As the Fraser Institute notes, this presents a very distorted picture of Canada’s true debt situation:

“This affects Canada’s measurement of net debt. Consider a hypothetical case where a government borrows $1 billion to finance spending while its public pension simultaneously buys $1 billion in bonds. The government’s gross debt increases by $1 billion but its net debt doesn’t change because there’s both an asset (bond held by the pension) and a liability. If instead, the public pension invests in non-government bonds and stocks, net debt decreases by $1 billion—and that’s what’s happening in Canada. Our net debt looks better than it actually is because the assets of the Canada (and Quebec) Pension Plans are included.

This is more than misleading, because governments—provincial and federal—can’t use earnings from assets held by the Canada Pension Plan or the assets themselves for anything other than paying for pension benefits. Indeed, these assets are critical to meeting pension obligations to current and future retirees.”

Avoiding reality doesn’t make it go away

It’s been obvious for some time that the Liberals are living in a fantasy land when it comes to the economy and Canada’s finances.

Their answer to everything is more spending, even as that approach further deepens the vulnerability of our economy and imperils our future.

Unfortunately, the Bank of Canada has abandoned responsible thinking and has instead become an enable for excessive spending.

By keeping interest rates so low, and by printing so much money, they’ve have made it ‘easy’ to finance huge budget deficits.

By contrast, if the Liberal government had to raise the money from private investors, they would have faced more pressure to be restrained.

Now that we see all this spending is itself based on an all-too-rosy picture of Canada’s debt situation, the risk becomes even greater.

Not only is our federal debt a big problem, but Canada is deeply indebted all the way down.

Provincial debt has surged, and even before the crisis Ontario was one of the most indebted sub-national jurisdictions on Earth.

Canada’s corporate debt is also quite high, and our household debt is amongst the worst on the planet – worse even than in the United States before the 2008 financial crisis.

Add to that an economy increasingly propped up by an absurd housing market, and you have a recipe for disaster.

The Liberal government, and much of Canada’s political class seem unwilling to acknowledge this reality, but that doesn’t mean reality will take a break or go away.

Political weakness

In a country facing the danger that Canada has ahead of us, you would expect there to be strong advocacy for large reductions in spending and a quick return to fiscal responsibility.

Such an idea would be based on the fact that continuing to spend irresponsibly, and allowing debt to continue piling up, risks a severe crisis that will have a devastating impact on Canadians.
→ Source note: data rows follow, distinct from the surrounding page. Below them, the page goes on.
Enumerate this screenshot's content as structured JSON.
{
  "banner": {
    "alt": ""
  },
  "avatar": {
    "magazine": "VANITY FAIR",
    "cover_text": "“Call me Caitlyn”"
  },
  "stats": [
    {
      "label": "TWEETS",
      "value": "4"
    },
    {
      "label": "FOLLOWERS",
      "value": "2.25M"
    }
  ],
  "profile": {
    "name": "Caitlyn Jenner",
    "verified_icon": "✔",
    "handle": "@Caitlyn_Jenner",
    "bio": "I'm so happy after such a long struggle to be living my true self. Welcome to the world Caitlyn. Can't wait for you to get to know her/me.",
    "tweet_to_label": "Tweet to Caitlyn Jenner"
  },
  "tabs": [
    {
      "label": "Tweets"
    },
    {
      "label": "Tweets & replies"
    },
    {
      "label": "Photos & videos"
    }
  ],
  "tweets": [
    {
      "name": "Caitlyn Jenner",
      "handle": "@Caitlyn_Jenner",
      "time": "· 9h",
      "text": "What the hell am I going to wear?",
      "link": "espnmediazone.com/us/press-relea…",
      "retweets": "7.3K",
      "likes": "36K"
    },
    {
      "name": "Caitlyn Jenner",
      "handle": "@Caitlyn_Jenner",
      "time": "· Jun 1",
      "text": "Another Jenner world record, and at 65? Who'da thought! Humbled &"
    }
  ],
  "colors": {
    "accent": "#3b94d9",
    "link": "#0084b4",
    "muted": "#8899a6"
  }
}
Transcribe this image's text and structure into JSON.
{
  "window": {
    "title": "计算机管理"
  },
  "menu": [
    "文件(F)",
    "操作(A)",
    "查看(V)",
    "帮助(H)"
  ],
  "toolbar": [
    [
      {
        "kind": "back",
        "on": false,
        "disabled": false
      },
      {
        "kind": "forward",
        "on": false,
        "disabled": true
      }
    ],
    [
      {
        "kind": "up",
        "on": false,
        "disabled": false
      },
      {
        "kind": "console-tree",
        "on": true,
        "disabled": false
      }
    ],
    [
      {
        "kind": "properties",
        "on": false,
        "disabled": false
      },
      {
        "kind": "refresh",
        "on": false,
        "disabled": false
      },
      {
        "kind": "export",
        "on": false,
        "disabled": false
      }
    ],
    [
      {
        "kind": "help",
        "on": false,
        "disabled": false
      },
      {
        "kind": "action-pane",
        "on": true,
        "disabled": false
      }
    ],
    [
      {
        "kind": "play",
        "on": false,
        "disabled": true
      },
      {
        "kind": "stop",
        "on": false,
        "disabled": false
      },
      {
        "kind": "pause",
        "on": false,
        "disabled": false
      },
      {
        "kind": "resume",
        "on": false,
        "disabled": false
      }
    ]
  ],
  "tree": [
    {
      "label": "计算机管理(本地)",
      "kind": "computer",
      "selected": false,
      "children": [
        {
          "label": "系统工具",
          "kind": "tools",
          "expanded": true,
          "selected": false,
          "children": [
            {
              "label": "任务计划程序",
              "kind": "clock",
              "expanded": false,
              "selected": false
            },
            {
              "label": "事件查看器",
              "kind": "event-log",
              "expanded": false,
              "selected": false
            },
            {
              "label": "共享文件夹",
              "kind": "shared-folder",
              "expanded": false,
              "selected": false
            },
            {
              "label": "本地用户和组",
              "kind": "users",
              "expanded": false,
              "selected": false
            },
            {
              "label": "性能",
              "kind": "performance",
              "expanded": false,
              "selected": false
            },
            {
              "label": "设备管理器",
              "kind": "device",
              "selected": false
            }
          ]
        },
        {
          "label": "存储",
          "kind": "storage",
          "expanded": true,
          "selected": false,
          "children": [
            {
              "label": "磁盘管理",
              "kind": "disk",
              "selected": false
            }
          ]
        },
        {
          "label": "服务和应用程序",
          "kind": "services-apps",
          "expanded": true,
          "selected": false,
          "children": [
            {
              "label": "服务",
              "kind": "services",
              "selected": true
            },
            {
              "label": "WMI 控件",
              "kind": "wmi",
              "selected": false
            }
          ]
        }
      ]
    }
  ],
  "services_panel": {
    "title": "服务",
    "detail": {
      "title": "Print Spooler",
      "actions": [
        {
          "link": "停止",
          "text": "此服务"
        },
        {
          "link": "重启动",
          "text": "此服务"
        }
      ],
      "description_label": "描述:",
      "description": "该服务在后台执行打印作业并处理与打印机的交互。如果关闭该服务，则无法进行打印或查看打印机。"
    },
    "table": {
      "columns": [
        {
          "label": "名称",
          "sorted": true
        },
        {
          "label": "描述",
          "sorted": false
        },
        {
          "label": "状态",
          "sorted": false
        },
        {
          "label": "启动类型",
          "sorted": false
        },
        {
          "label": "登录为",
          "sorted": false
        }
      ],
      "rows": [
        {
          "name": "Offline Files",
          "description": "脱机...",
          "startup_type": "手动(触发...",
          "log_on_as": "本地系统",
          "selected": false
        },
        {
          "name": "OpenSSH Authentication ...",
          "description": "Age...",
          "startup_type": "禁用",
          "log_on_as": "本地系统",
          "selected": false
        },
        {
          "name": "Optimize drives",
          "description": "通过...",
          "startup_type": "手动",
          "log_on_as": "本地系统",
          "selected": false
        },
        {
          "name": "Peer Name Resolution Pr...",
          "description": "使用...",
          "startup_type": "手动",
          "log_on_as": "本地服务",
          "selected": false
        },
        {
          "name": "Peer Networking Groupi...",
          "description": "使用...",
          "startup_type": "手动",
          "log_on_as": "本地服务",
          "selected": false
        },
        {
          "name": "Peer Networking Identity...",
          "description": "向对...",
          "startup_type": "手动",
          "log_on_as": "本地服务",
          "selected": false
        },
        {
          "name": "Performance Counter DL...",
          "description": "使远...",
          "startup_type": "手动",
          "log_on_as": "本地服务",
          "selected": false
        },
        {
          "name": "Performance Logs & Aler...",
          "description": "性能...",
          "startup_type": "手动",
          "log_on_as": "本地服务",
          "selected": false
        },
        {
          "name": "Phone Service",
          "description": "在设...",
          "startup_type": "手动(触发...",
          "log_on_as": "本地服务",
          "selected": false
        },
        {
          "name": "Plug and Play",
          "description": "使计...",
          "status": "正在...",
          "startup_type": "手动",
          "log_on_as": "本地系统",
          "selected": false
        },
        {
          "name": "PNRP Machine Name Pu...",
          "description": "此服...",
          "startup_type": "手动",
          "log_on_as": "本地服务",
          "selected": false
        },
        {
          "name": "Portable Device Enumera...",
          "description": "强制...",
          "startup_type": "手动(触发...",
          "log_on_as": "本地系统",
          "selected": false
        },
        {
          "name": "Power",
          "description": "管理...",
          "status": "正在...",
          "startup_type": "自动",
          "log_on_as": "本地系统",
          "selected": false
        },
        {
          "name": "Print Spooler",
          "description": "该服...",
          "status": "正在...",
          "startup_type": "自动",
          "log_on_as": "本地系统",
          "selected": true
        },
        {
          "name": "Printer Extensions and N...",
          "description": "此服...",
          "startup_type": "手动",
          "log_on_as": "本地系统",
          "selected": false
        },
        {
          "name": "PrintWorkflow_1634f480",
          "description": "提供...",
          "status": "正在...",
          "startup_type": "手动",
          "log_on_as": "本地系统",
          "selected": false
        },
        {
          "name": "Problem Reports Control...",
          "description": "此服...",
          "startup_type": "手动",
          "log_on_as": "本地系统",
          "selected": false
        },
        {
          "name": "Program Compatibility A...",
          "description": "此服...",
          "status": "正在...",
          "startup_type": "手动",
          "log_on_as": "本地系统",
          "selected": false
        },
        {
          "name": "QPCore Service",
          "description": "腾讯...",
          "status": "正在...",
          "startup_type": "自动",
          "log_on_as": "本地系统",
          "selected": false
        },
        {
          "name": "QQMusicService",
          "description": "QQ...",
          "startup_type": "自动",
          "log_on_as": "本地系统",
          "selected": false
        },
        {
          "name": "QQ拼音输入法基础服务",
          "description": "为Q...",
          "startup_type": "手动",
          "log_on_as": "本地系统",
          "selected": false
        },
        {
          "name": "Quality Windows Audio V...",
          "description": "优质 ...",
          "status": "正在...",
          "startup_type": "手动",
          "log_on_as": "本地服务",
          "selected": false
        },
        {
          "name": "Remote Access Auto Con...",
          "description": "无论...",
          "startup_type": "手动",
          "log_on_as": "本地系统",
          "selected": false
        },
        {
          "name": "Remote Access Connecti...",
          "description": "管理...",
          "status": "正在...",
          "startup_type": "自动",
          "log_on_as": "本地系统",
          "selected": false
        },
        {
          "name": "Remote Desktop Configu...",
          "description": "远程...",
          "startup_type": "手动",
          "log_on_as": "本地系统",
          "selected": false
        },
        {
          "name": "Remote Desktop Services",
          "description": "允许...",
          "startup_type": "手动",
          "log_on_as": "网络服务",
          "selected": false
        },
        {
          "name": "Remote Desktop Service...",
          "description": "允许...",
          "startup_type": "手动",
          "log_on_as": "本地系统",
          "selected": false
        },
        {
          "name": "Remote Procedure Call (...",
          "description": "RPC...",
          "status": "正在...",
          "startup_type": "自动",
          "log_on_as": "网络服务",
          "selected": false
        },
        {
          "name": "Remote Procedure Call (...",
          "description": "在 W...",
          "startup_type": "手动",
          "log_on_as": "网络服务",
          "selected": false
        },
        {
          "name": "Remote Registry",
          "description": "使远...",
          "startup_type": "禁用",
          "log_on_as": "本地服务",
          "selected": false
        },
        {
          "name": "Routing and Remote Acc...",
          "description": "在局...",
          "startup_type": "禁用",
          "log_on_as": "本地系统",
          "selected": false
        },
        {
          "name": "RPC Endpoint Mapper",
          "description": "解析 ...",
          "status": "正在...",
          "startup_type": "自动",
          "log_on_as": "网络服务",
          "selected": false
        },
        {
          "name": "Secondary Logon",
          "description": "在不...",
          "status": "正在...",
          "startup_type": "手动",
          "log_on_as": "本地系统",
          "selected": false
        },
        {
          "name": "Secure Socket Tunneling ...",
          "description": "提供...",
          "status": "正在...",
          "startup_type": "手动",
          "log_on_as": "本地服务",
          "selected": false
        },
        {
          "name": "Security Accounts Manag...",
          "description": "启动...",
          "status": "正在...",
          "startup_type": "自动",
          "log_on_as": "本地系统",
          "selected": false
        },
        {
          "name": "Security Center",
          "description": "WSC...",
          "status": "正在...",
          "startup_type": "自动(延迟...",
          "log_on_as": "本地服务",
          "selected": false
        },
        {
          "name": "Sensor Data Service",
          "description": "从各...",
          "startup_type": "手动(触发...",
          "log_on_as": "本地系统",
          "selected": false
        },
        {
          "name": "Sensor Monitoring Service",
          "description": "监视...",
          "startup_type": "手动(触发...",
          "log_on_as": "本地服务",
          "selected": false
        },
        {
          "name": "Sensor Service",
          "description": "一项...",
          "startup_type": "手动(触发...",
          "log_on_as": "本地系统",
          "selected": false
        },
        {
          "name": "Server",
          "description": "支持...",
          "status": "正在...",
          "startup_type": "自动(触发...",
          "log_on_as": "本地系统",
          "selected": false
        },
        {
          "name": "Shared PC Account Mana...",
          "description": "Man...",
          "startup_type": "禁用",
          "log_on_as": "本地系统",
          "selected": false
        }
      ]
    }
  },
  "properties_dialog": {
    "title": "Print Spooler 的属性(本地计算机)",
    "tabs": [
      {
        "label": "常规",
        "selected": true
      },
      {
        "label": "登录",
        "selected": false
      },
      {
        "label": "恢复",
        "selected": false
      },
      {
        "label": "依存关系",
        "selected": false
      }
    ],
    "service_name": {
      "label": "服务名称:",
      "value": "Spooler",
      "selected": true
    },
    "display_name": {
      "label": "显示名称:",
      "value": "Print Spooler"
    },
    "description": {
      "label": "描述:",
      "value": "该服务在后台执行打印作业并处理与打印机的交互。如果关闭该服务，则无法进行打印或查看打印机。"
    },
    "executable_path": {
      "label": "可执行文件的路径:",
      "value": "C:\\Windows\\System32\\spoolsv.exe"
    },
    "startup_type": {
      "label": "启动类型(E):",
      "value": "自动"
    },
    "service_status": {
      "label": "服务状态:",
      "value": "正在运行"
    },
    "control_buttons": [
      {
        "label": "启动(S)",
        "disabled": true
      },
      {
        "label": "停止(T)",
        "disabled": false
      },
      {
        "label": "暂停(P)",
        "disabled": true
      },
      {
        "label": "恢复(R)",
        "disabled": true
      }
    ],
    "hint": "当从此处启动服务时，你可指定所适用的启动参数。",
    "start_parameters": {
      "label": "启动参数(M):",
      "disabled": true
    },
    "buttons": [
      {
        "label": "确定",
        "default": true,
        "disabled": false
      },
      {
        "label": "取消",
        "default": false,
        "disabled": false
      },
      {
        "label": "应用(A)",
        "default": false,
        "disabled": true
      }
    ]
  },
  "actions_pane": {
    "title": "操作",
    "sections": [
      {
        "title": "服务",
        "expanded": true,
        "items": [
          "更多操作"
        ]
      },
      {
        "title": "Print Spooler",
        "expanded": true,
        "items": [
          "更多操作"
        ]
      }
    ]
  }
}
When spending has been irresponsible for so long, a correction – often a tough correction – is needed to prevent an even worse outcome.

And yet, Canada is beset with political weakness, with ‘leaders’ who lack the will to propose reductions in spending.

Consider that – aside from Pierre Poilievre and perhaps a few others – the Conservative Opposition has proposed continuing the status quo on spending.

While the CPC will often criticize the increase in debt and deficits on the one hand, on the other hand, Erin O’Toole has said he won’t be cutting spending, and won’t balance the budget for at least a decade.

It’s a very bad sign for Canada when even the ‘Conservative’ Party won’t campaign on spending cuts despite deficits that reached into the hundreds of billions of dollars, and are set to stay elevated for years and years to come.

With the Liberals and NDP having fully embraced massive deficit spending – de facto ‘Modern Monetary Theory’ – Canada is left with few voices of fiscal sanity left in positions of power.

A wake up call?

This Fraser Institute report should be a huge wakeup call for our country, showing that our already bad situation is even worse than it appears.

Yet, with so much of our political class sticking their heads in the sand, even this dose of reality may not be enough to rouse them from their dangerous fantasy.